N-gram tokenizing:
The test will break up the content of each post
in your dataset into sequences of words, or “n-grams.”
Each word separated by a space is an individual token
in the n-gram, and the number of token indicates the
length of an n-gram.
Scanning for repeated n-grams:
The test will examine if any n-grams between length
three (e.g. “he eats snails”) and five (e.g. “The
last time I voted”) are repeated in another post.
The test will reveal any n-grams that appear more
than once across different posts.
Counting repeated n-grams:
The test will tally the number of times an n-gram is
repeated and will sort n-grams by frequency of repetitions
(highest to lowest) in the data output. This allows you
to see if a particular phrase was copied and pasted many
times across posts.
Output Format: .csv File
The test will produce a csv file where repeated n-grams
are presented in rows, with each row corresponding to
an individual post where a repeated n-gram was found.
The rows are arranged by n-grams of longest lengths
first. The csv will present all repeated n-grams of
length 5 first (if found), followed by repeated n-grams
of length 4 (if found), then 3 (if found).
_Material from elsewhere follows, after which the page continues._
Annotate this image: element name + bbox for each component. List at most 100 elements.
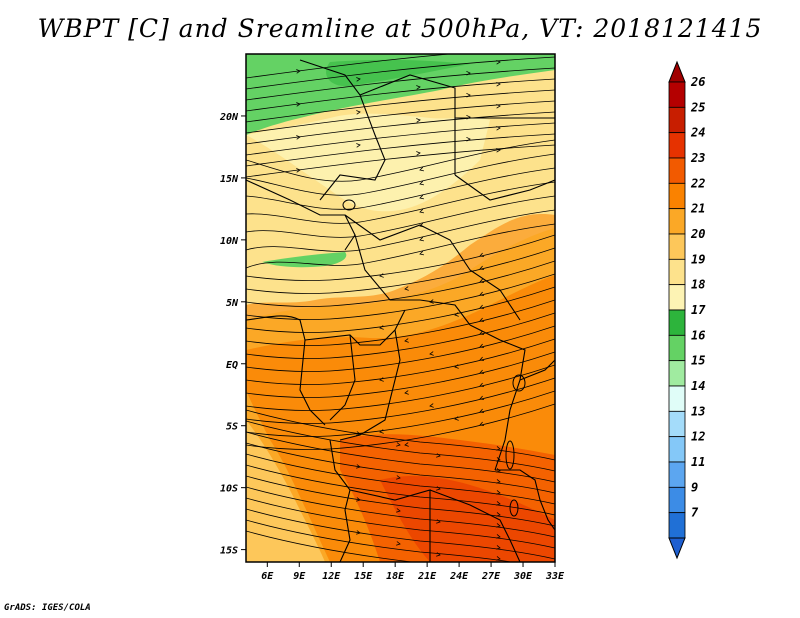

The content of the n-gram is displayed, and rows are
further sorted by the number of times the particular
n-gram was repeated by all users in the dataset,
starting from the n-grams repeated the most to the
n-grams repeated the least (a minimum of two occurrences).
The unique username of the user that posted the particular
n-gram is presented, and the rows are further sorted by the
unique usernames which posted a given n-gram the most times,
to the least.
The content of the entire post in which the n-gram appeared
is presented, as well as the timestamp for when the post was made.